Палачи, в ожидании работы, похаживали лениво, красуясь перед народом рубахами алыми, как парусами праздничными. Задирали они девок в толпе, прикладывались к водке, которая светилась в казенном штофе. По улицам ходили барабанщики и глашатаи, заманивая народ на Сытную площадь, где на рынке имеет быть в восьмом часу казнь «некоторых важных злодеев» (а имен не называли). Манифеста о винах народу тоже не читали. Получалось непонятно — кого казнят и за что казнят?..

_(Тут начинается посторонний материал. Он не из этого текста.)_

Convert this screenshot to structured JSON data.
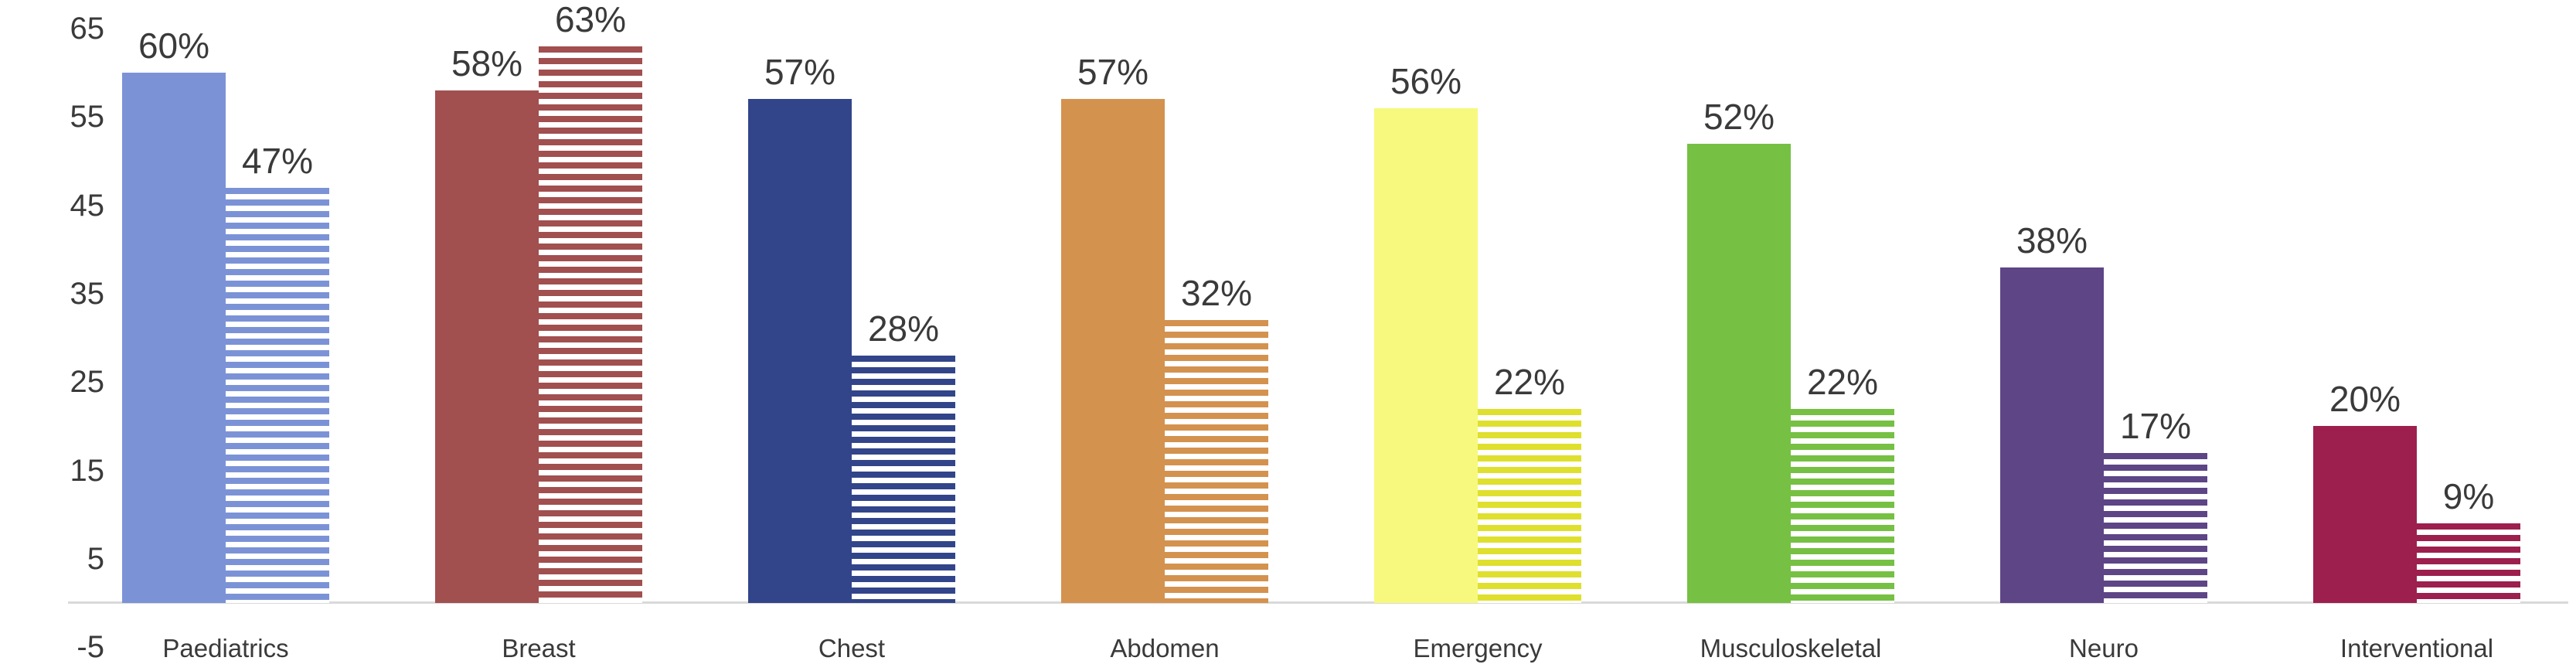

Секретари посольств иноземных загодя подъехали в колясках в Сытному рынку, но стояли от «амбона» поодаль, рассуждая:
— Очень важно, что станет говорить Волынский. Слава богу, императрица поклялась, что язык ему не вырвет.
— Я представляю, синьор, какая будет речь Волынского! Ведь он так ненавидит Остермана и Бирона… О-о, какой занимательный спектакль предстоит наблюдать нам сегодня.
Они ждали, кажется, бунта в толпе… Не потому ли глашатаи царицы и не назвали народу имен казнимых, не указали вины их?
— Везут! — послышались возгласы. — Везут злодеев…
Волынский плыл над головами людей. Голова министра низко уронена на грудь.
Кровь проступала через тряпку, а он все глотал в себя кровь, глотал ее и глотал…
Кареты иностранных посольств сразу же отъехали:
— Языка нет, и речи не будет. Царица нас обманула!
Одна рука Волынского, выбитая на дыбе из плеча, болталась плетью. Это была правая рука, которую и станут отрубать ему прежде головы. Он ни на кого не смотрел. Палачи приняли его от самой кареты, ввели под руки на «амбон» и стали готовить к смерти.
Артемий Петрович покорно крутился в их сильных руках.
Безъязыкий — бессильный!..
Был прочтен указ. Но в указе этом опять было сказано только о «милостях» великой государыни, императрицы Анны Иоанновны, которая, будучи кротка сердцем и нравом благостна, повелела милостиво… милостиво… милостиво… В народе слышалось:
— Видать, отпустят.
— Кого? Их-то?
— Не. Никогда.
— Коли словили — все!
— Отпущать у нас не любят.
— Это ух так. Верь мне.
— Однако читали-то о милости.
— Да где ты видел ее, милость-то?
— Не спорь с ним. Он пьяный!
— Верно. Городит тут… милость!
Блеснул топор — отлетела прочь рука Волынского.
Еще один сверкающий взмах палача — голова откатилась прочь, прыгая по доскам эшафота, скатилась в ряды лейб-гвардии. Там ее схватили за волосы и аккуратно водрузили на помост.
— Ну, вот и милость! Первого уже приголубили…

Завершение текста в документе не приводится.